SSR Mining Sells Çöpler for $1.5 Billion — and Bets Its Future on the Americas

By
Jane Park
1 min read

A landslide swallowed nine miners and 40% of a company's production base. Fourteen months later, SSR Mining turned that wreckage into a $1.5 billion payday. Whether shareholders collect — and what management does next — is the only question that matters.


The Deal: Binding, But Not Yet Closed

SSR Mining has signed a binding agreement to sell its 80% stake in Turkey's Çöpler gold mine to Cengiz Holding A.Ş. — one of Turkey's largest industrial conglomerates — for $1.5 billion in all-cash proceeds. The structure carries genuine teeth: Cengiz must pay a $100 million deposit within ten business days, creditable against the purchase price, with a $50 million reciprocal break fee capping walk-away risk for either side. Critically, the deal is not contingent on Cengiz securing financing or operational permits, though limited reserve diligence remains open. Definitive agreements are targeted within 21 calendar days of signing. Closing requires approval from Turkey's General Directorate of Mining and Petroleum Affairs and is expected in Q3 2026.
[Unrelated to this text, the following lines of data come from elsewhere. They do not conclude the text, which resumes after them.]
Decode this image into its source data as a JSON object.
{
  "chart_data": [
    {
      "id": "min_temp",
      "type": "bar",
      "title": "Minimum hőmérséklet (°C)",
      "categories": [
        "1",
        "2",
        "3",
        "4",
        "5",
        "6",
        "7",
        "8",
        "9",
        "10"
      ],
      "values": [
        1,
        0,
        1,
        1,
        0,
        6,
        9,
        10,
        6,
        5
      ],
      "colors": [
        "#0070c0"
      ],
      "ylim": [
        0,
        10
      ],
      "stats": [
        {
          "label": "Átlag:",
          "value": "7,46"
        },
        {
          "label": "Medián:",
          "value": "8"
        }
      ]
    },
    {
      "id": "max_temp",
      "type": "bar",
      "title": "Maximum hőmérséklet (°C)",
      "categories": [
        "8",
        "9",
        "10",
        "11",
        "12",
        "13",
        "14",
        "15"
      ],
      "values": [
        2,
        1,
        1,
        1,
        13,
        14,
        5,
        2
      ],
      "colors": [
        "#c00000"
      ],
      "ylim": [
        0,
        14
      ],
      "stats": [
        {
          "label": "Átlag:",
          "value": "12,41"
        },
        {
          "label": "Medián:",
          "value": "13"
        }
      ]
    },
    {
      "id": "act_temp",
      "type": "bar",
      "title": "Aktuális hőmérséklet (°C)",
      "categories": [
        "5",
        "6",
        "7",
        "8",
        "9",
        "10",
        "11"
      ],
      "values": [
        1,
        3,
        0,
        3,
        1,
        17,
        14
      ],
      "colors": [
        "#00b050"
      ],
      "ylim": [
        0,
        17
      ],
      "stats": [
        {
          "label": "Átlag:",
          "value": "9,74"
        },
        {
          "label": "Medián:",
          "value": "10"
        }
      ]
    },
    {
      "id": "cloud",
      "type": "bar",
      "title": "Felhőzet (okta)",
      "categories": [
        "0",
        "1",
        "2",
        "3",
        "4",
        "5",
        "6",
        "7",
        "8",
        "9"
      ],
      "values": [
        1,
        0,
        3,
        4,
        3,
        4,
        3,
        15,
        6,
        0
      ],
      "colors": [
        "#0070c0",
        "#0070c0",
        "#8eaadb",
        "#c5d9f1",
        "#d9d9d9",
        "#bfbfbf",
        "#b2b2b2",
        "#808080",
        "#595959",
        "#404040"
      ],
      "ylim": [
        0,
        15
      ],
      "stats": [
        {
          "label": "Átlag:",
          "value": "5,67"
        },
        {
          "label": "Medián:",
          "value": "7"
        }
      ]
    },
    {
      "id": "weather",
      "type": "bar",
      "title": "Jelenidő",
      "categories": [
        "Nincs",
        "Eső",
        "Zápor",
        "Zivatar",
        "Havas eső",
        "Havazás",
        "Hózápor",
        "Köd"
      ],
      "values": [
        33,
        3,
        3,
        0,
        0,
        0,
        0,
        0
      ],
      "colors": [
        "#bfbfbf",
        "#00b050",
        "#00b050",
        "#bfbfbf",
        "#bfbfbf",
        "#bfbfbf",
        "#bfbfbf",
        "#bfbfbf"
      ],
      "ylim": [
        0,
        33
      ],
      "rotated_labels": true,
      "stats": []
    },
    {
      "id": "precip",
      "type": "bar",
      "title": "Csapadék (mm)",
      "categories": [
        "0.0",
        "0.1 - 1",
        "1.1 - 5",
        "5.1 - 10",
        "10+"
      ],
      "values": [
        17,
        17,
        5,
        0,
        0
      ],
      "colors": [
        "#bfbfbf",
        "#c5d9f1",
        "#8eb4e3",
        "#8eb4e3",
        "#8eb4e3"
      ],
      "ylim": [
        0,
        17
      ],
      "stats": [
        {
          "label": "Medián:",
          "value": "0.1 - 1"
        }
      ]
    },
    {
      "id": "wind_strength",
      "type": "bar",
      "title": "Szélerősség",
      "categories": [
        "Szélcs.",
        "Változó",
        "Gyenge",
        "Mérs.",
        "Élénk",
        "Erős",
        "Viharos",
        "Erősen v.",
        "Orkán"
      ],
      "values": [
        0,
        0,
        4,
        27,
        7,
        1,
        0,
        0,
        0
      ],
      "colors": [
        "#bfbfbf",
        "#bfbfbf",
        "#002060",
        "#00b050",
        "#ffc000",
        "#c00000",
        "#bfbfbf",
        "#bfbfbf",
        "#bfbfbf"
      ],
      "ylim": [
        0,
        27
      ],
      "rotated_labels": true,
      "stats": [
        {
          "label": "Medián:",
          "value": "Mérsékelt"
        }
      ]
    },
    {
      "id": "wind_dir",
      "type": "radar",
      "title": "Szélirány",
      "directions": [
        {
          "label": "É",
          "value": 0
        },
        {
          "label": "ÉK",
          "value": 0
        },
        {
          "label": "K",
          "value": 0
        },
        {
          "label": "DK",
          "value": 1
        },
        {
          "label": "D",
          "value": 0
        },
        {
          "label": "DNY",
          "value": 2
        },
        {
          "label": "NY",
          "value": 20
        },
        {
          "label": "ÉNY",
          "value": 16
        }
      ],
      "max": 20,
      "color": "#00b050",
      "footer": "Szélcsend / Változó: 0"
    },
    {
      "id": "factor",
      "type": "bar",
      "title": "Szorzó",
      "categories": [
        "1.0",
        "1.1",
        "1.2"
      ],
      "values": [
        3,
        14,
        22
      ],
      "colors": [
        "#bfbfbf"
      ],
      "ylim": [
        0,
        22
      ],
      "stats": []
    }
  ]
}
The asset package transfers all mining licenses, rights, assets — and liabilities — tied to SSR's eastern Anatolia operations, including Çöpler, Çakmaktepe, Bayramdere, Mavialtin, and Tunçpınar.


The Catastrophe That Made the Sale Inevitable

On February 13, 2024, a heap leach pad failure sent an estimated 10 million cubic metres of cyanide-laden earth through Sabirli Valley. Nine workers were killed. Turkish authorities immediately suspended operations, annulled SSR's environmental licence, and ordered full remediation. A court later cancelled Çöpler's environmental impact assessment. SSR's own independent review attributed the cause to a third-party engineered design flaw — cold comfort against $149.3 million in reclamation costs already spent and multiple securities class-action lawsuits still unresolved in both the U.S. and Canada, covering shareholders from February 2022 through February 2024.

The sale does not extinguish those lawsuits. Investors must track what indemnities SSR retains versus what transfers with the asset — a question only the definitive agreements will answer.


The Strategic Pivot: Americas or Bust

Executive Chairman Rod Antal was unambiguous: "With last year's acquisition of the Cripple Creek & Victor mine and today's agreement for the sale of Çöpler, we have strategically repositioned the portfolio to the Americas." CC&V, acquired from Newmont in February 2025 for $100 million upfront plus up to $175 million in milestone payments, generated over $450 million in revenue and $200 million in mine-site free cash flow in its first year alone — one of the most asymmetric deals in recent gold mining history. SSR's four going-forward assets — Marigold , CC&V , Seabee , and Puna — now constitute 93% of NAV. Full-year 2025 net income was $395.8 million, reversing a $261.3 million loss in 2024.


Hod Maden: The Orphaned Jewel

The sale explicitly excludes SSR's interest in Hod Maden, a gold-copper development project in northeastern Turkey with a January 2026 technical report showing an after-tax NPV of $1.66 billion (39% IRR) at consensus metals prices — rising to $2.91 billion (59% IRR) at recent spot. SSR holds a 10% stake with the right to earn up to 40% through $120 million in earn-in payments plus $30 million in milestones to Lidya Mines. Remaining attributable capital spend is estimated at $469 million. Construction decision is expected in 2026; a paste fill permit is anticipated in 2027.

The strategic contradiction is blunt: management cannot credibly pitch "Americas focus" while simultaneously funding a $469 million build in Turkey. The cleanest resolution for shareholders is monetisation — a sell-down to Lidya, a royalty structure, or an outright sale — rather than construction.


Staged Catalyst, Not a Free Lunch

At roughly $33 per share, SSR trades at approximately $5 billion in market capitalisation. The $1.5 billion in proceeds represents nearly 30% of that, or approximately $6.90 per diluted share. The bull case is mechanical: Turkey risk rolls off in stages — definitive docs, then regulatory milestones, then cash receipt — compressing the discount rate and enabling a $300 million buyback on top of an already-clean $534.8 million cash balance.

But the bear case is equally disciplined. Deal drift, hidden indemnity exposure, and a management team tempted to deploy $1.5 billion into a cycle-top acquisition could neutralise every dollar of de-risking premium the market assigns today. SSR's 2026 AISC guidance of $2,360–$2,440 per ounce is not a low-cost profile; in a gold pullback, this stock trades with high beta, not as a compounder.

The base case: constructive, but treat it as a long-dated, jurisdiction-heavy receivable — not a closed trade.